From the C++ standard:
15.1 Throwing an exception
...
If no exception is presently being
handled, executing a throw-exception
with no operand calls terminate()
The reason the compiler can't reliably catch this type of error is that exception handlers can call functions/methods, so there's no way for the compiler to know whether the throw is occurring inside a catch. That's essentially a runtime thing.
I have little understanding that throw; is basically "rethrow" and must be used in exception handler (catch). Using this concept in any other place would results into program termination then why does compiler not raise flags during compilation?
Rethrowing is useful. Suppose you have a call stack three levels deep with each level adding some context resource object for the final call. Now, when you have an exception at the leaf level, you will expect some cleanup operation for whatever resources the object has created.
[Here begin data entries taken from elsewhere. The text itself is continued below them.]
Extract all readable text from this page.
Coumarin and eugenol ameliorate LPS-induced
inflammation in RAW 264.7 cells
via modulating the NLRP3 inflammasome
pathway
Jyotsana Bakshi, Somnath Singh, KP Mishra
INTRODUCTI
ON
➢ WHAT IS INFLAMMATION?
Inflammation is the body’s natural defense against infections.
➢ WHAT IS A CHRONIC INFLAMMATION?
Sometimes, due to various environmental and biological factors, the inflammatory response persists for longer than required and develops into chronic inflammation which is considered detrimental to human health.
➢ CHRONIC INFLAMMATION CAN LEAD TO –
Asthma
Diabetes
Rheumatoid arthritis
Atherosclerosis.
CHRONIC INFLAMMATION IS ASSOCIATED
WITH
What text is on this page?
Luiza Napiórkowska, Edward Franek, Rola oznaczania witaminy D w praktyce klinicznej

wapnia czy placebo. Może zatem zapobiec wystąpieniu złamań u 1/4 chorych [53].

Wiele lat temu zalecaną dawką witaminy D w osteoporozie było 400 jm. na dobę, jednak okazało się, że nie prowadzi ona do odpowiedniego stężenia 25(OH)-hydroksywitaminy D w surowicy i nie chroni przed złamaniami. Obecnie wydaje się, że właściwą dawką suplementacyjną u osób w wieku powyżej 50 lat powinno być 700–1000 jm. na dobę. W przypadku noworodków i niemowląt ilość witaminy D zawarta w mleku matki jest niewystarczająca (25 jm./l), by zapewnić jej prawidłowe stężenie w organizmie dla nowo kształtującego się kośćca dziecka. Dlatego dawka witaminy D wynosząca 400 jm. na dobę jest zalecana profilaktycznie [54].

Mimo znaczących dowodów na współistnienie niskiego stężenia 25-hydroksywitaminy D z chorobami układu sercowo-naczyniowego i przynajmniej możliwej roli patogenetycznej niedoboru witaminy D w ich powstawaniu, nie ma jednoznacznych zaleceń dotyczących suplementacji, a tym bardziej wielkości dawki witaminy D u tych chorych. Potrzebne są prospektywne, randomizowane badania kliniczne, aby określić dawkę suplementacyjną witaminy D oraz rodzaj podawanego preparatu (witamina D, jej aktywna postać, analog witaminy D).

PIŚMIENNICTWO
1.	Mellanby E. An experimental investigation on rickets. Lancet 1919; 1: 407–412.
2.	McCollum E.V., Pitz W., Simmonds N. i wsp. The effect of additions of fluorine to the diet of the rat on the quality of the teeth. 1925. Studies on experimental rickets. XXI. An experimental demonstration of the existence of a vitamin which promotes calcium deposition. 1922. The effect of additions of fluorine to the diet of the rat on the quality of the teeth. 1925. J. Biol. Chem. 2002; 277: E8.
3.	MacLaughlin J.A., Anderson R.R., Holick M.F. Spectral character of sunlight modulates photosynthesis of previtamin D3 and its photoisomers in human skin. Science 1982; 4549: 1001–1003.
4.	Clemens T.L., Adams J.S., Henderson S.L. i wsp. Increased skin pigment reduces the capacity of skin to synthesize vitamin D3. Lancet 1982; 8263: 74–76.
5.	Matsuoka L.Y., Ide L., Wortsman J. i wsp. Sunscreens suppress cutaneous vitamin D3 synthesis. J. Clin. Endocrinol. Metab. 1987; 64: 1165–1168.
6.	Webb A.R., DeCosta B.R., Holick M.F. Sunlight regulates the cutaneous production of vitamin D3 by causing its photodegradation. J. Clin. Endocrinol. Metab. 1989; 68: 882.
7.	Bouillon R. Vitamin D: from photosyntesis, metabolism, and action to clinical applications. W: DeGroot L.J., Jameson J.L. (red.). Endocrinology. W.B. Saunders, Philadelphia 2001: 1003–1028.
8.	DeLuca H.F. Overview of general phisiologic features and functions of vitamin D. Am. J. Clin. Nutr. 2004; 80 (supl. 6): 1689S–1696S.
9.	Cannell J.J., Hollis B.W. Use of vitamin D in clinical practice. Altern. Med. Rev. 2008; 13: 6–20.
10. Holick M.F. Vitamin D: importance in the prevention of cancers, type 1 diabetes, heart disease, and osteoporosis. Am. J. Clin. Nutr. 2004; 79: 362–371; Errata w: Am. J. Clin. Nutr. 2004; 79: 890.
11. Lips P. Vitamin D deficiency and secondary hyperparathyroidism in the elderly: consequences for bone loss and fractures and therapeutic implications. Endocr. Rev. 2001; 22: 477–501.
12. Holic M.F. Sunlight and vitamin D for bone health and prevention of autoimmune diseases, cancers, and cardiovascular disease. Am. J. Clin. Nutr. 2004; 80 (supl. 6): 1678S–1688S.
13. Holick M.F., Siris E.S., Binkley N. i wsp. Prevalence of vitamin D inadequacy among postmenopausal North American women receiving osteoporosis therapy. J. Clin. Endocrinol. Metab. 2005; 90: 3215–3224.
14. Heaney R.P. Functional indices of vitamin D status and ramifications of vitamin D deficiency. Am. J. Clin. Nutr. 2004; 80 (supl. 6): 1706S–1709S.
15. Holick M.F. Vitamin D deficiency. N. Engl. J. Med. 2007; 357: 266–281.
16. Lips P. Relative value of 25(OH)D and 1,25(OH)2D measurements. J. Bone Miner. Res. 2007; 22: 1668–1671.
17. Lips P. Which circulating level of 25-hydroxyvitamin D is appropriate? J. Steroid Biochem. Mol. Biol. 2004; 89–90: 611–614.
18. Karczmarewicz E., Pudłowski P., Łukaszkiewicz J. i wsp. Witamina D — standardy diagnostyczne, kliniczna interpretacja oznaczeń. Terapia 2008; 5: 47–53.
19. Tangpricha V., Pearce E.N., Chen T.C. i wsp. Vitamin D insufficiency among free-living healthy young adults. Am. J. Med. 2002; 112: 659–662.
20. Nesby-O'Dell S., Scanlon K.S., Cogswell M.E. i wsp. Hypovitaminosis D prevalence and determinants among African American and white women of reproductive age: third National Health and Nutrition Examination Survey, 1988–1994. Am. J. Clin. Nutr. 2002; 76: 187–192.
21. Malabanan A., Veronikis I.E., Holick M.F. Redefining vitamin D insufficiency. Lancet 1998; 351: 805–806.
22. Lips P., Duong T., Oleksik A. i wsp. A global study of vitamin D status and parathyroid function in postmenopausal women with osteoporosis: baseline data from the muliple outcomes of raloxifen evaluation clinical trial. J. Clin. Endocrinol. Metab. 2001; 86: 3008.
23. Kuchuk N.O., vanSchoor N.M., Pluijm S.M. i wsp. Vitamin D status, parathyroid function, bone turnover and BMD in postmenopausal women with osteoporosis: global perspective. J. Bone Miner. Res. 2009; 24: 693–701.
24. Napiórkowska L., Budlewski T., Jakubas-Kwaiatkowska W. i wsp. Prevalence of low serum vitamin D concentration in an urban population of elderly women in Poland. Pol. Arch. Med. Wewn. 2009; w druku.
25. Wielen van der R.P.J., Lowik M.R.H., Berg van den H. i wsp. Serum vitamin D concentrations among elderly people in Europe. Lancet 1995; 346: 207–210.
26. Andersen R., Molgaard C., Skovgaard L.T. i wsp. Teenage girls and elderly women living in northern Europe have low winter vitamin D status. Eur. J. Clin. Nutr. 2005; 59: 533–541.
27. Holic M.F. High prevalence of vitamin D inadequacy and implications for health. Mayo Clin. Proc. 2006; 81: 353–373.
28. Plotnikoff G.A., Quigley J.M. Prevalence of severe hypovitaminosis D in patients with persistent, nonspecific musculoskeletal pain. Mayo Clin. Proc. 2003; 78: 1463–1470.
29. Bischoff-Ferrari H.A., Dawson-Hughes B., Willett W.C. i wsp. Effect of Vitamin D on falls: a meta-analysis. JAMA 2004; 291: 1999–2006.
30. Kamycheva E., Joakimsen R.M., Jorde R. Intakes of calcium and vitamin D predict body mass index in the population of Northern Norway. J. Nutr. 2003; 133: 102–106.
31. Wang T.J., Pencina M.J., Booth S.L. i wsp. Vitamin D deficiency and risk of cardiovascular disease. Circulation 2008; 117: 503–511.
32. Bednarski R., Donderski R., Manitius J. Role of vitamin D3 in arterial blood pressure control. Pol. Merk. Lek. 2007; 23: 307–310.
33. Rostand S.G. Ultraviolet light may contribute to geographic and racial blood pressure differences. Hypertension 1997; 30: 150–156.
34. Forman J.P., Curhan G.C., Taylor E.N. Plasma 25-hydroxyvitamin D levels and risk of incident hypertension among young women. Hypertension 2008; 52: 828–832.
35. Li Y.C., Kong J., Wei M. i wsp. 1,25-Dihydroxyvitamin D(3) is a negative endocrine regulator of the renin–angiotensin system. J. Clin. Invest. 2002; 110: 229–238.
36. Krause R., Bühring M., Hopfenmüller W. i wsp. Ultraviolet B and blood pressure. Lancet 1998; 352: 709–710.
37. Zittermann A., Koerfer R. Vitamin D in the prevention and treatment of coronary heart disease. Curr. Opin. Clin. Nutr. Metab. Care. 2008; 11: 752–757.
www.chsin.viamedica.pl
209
But this is not all, the callers above the leaf may also have allocated some resources which will need to be deallocated. How do you do that? You rethrow.
However, what you have is not rethrow. It is a signal of giving up after some failed attempts to catch and process any and all exceptions that were raised.
A throw inside of a catch block with no args will re-throw the same exception that was caught, so it will be caught at a higher level.
A throw outside of a catch block with no args will cause a program termination.
To complete the previous answers with an example of when/why the compiler cannot detect the problem:
// Centralized exception processing (if it makes sense)
void processException()
{
try {
throw;
}
catch ( std::exception const & e )
{
std::cout << "Caught std::exception: " << e.what() << std::endl;
}
catch ( ... )
{
std::cout << "Caught unknown exception" << std::endl;
}
}
int main()
{
try
{
throw 1;
}
catch (...)
{
processException(); // correct, still in the catch clause
}
processException(); // terminate() no alive exception at the time of throw.
}
When compiling the function processException the compiler cannot know how and when it will be called.
You don't have anything to catch, and so the exception bubbles all the way up. Even catch(...) needs something.